Deciphering programmed cell death mechanisms in osteosarcoma for prognostic modeling.

Osteosarcoma (OS), known for its high recurrence and metastasis rates, poses a significant challenge in oncology. Our research investigates the role of programmed cell death (PCD) genes in OS and develops a prognostic model using advanced bioinformatics. We analyzed single-cell sequencing data from the Gene Expression Omnibus (GEO) database to identify subpopulations, distinguish malignant from non-malignant cells, assess cell cycle phases, and map PCD gene distribution. Additionally, we applied consistency clustering to bulk sequencing data from GEO and TARGET (Therapeutically Applicable Research to Generate Effective Treatments) databases, facilitating survival analysis across clusters with the Kaplan-Meier method. We calculated PCD scores for each cluster using the Single-sample Gene Set Enrichment Analysis (ssGSEA), which enabled a detailed examination of PCD-related gene expression and pathway scores.
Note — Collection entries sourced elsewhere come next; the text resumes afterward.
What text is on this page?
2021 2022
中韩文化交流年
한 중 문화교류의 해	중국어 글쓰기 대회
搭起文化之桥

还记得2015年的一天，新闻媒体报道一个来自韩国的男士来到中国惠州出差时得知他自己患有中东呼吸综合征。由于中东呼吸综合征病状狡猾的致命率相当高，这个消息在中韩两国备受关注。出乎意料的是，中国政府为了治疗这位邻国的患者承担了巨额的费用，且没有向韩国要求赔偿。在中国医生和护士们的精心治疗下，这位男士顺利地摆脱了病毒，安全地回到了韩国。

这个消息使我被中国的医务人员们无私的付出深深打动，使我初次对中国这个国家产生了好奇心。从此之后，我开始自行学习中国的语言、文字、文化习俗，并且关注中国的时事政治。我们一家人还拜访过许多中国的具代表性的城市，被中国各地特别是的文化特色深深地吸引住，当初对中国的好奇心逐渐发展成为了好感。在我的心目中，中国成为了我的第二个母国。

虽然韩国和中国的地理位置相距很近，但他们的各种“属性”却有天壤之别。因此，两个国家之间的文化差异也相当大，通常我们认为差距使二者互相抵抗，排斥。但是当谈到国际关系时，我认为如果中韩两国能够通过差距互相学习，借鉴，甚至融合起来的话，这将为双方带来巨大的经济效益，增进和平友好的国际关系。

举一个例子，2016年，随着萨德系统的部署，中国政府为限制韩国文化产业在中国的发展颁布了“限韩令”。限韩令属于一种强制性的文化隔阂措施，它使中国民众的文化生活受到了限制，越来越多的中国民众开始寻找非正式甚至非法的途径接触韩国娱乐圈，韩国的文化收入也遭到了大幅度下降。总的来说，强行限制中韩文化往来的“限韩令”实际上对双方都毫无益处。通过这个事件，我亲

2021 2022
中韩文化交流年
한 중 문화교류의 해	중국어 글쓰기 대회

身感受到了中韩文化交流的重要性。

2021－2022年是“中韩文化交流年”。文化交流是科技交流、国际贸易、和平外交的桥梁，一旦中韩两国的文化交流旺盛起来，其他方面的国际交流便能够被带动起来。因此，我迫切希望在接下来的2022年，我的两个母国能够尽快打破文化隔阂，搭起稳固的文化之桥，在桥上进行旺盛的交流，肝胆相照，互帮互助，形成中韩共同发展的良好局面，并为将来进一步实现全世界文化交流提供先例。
Our study also explored drug sensitivity differences and conducted comprehensive immune cell infiltration analyses using various algorithms. We identified differentially expressed genes, leading to Gene Ontology (GO) and Kyoto Encyclopedia of Genes and Genomes (KEGG) enrichment analyses that provided insights into relevant biological processes and pathways. The prognostic model, based on five pivotal genes (BAMBI, TMCC2, NOX4, DKK1, and CBS), was developed using the Least Absolute Shrinkage and Selection Operator (LASSO) algorithm and validated in the TARGET-OS and GSE16091 datasets, showing significant predictive accuracy. This research enhances our understanding of PCD in OS and supports the development of effective treatments.